On the windowsills that face east I have a collection of little Masdevallias, Restrepia and a few of the other miniature South American Pleurithallids. In the past few weeks one particular little sweetie has been blooming its head off. This is the extremely delicate and very refined little orchid, Restrepia elegans. The whole plant is all of maybe 6-7 cm tall. The flower is huge for the size of the plant being almost 2 cm long along the axis of the fused lateral sepals. The dorsal sepal and petals are just about as long but quickly taper into long narrow threads each topped with a little knob that emits pheromones to attract the pollinator. It literally smells like female wasps at least to a male wasp. The males must be pretty blind (aren't most males when they are pursuing a sexual reward?).
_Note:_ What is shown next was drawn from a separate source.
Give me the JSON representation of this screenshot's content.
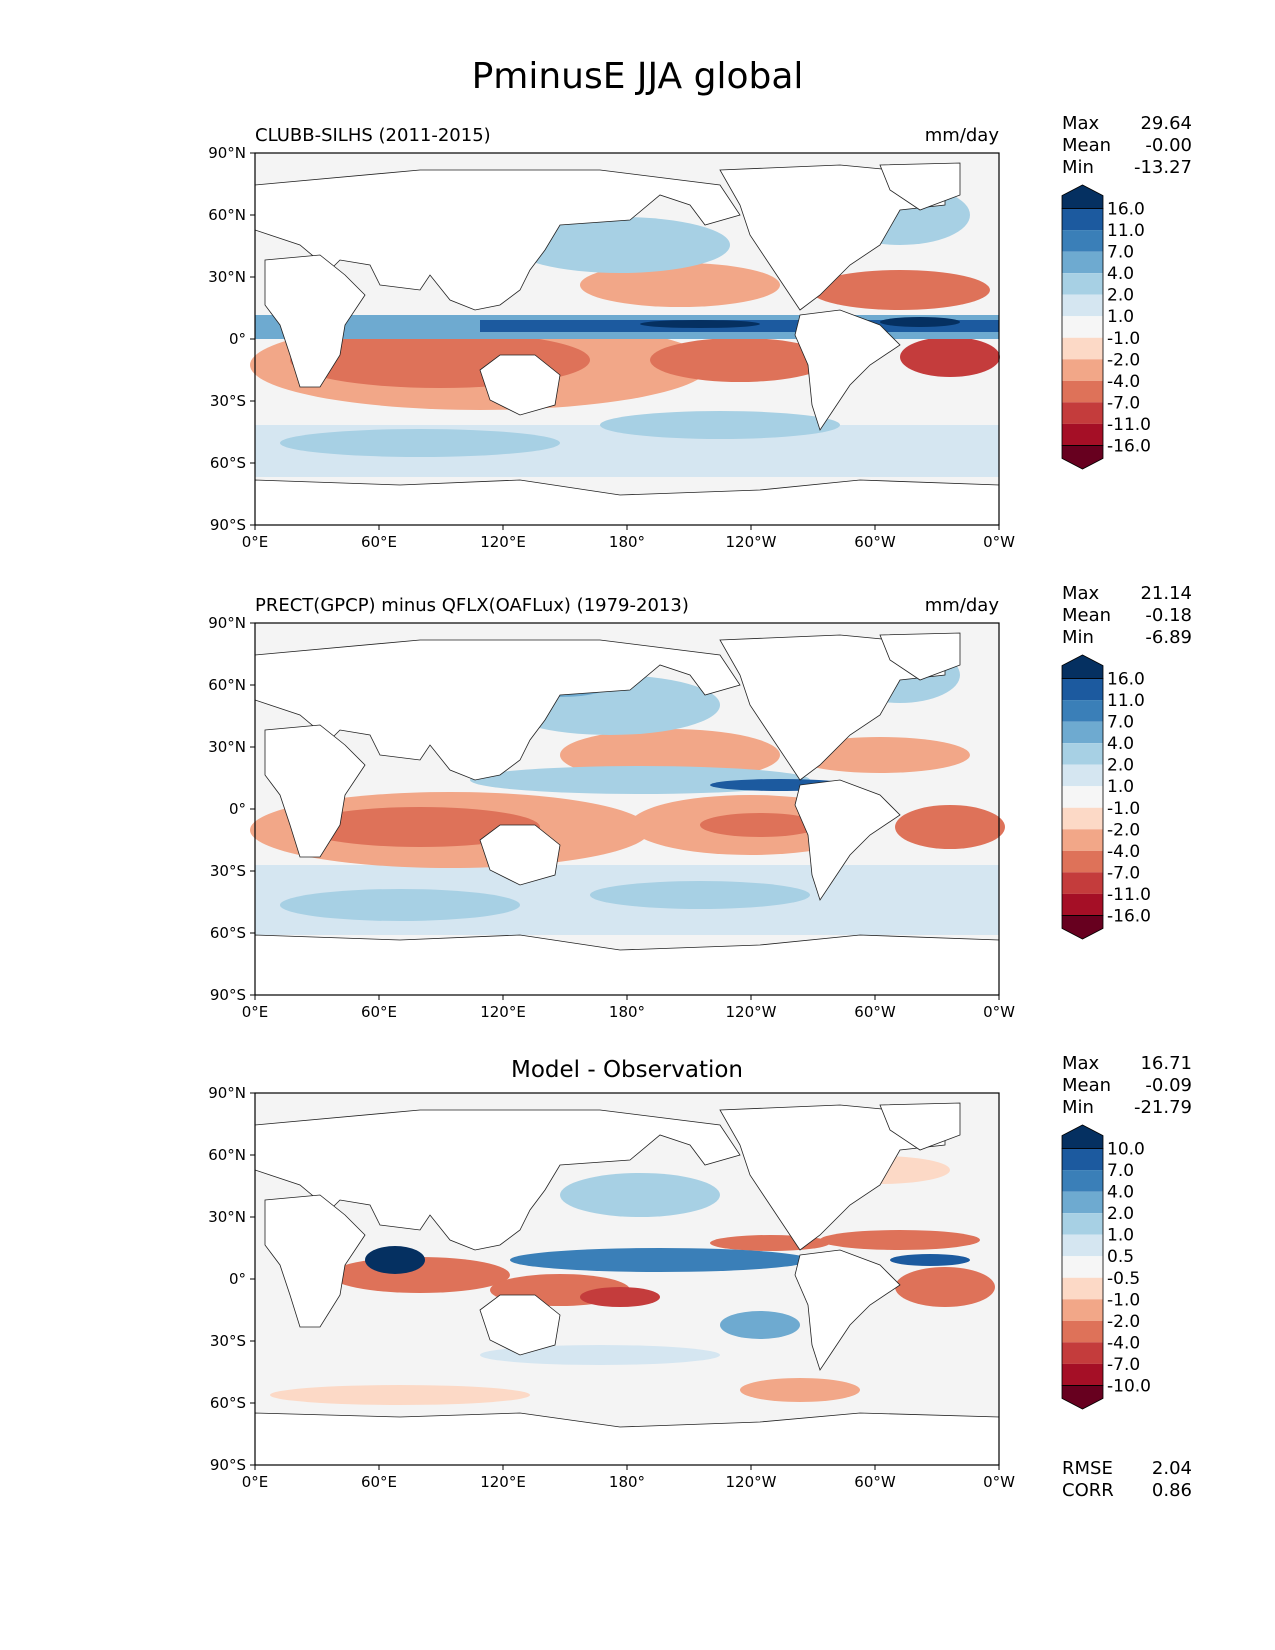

This plant provided me with another lesson from my photography teacher. How to take a picture of such a tiny plant and flower and to get it looking good. I think the second shot is much better. It is hard to get good depth of field when you are working with such tiny subjects. These little fellas will go on flowering for months so there will be plenty of opportunity to keep trying to get a good shot. In the meantime, when the boredom of some tasks at work start to get to me or some person is being, well, you know, difficult, I can always look to the windowsill and see something of beauty that asks nothing of me but provides me with so much.



Restrepia elegans



Restrepia elegans

1 comment:

archibear said...

Dear Chuckie,

Such a beautifully told story. I work in the built environment, and for me, places and buildings will remind me of people. Just amazing to read that the plant kingdom has for you, the same trigger. Thank-you again for an amazing and engrossing tale.